# Breeding Jade Head Guppy's (Beginner)



## SBDTHUR (Jun 15, 2007)

I just recently bought 3 Jade guppys, along with a breeding "chamber" thing. First off I was hoping I could keep them in the breeding section because my gouramis have been eye'ing them. There kept in a 30 gallon fish tank with other fish, but inside the breeding chamber. There is proper filtration and the level's are currently at.

pH - 6.5
kH - 160 ppm
GH - 120 ppm
NO2 - 1.0 ppm
NO3 - 10 ppm
Temp - 80 F

What I need to know is, how fast will they breed? How many egg's will they lay? What are the proper water setting's for the best outcome? How can I tell the diffrence between male/female? How can I tell if one is pregnant? Any thing else that could be helpful? 

Thanks so much,
Chris


----------



## Chaos553 (Apr 2, 2007)

Guppy's for one, are livebearers, which means that the male fertilizes the eggs in the females sac, then the fry hatch in her sac and when they are ready, she spits them out. So you won't have to worry about the eggs getting eaten, just the fry. 

I've had a 20g full of guppies for the past year and a half, and I really havent had trouble breeding them since it just happens. 

After the female spits out the fry, she'll most likey spit out another batch in a good 20-30 days depending on if you leave the female(s) in with the male(s).

Males are more flashier than females meaning that their tails are decorated with intense colors and patterns. Females on the other hand are less colorful and look more like regular feeder guppies and definitely alot bigger than males. 

You'll know when a female is pregnant...trust me  

One tip I can add is that feeding your male and female meaty foods, such as blood worms, blackworms, or brine shrimp might have an effect on your fry.
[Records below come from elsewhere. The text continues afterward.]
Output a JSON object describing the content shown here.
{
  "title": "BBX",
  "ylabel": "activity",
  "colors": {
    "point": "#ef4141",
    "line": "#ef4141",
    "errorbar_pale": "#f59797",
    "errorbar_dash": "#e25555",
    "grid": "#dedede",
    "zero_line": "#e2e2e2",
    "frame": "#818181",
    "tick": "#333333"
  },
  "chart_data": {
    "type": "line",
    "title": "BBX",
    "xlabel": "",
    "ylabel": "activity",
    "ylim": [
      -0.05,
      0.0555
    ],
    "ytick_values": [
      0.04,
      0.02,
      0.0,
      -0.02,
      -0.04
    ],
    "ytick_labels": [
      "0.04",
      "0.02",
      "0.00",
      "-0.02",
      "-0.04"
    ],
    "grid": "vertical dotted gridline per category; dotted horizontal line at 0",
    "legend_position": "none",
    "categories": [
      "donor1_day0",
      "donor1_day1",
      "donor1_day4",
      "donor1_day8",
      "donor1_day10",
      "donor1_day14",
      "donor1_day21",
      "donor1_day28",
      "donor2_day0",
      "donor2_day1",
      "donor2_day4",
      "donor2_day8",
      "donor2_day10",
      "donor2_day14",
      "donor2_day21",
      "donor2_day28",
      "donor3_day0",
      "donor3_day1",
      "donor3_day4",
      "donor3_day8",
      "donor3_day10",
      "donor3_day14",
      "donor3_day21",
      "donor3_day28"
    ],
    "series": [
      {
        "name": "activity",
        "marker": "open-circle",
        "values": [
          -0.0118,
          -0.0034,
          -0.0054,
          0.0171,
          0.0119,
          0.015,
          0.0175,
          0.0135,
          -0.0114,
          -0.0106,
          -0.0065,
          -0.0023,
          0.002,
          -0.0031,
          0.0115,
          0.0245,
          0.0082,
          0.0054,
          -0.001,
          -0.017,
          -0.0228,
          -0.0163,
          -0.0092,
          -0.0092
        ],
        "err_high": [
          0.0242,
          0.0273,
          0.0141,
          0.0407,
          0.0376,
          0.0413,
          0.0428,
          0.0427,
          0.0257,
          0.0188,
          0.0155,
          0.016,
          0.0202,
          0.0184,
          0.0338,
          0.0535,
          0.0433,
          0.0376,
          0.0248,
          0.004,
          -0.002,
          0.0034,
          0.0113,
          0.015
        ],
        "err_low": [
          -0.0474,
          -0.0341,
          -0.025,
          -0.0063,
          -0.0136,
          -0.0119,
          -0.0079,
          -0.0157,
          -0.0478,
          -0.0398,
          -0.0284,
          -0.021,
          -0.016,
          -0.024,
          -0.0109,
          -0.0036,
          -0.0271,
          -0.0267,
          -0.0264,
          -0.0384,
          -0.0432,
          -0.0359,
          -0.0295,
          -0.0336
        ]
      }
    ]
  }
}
I used blood worms one time and ended up getting larger more colorful fry than my second batch, even though the second time wasnt on purpose. 

Good luck with your breeding!


----------



## blcknwitecuban (Apr 17, 2006)

theres not much u can do to get guppies to breed. females are like always pregnant and can have several broods with one "encounter" and, depending on the tank mates, should be fine w/o a breeding trap. 

when the female is ready to give birth she will be very plump and supposedly squarish in shape, though i never noticed it with mine. also the female will probably not swim and "graceful" and might be more aggressive and looking for a place to give birth


----------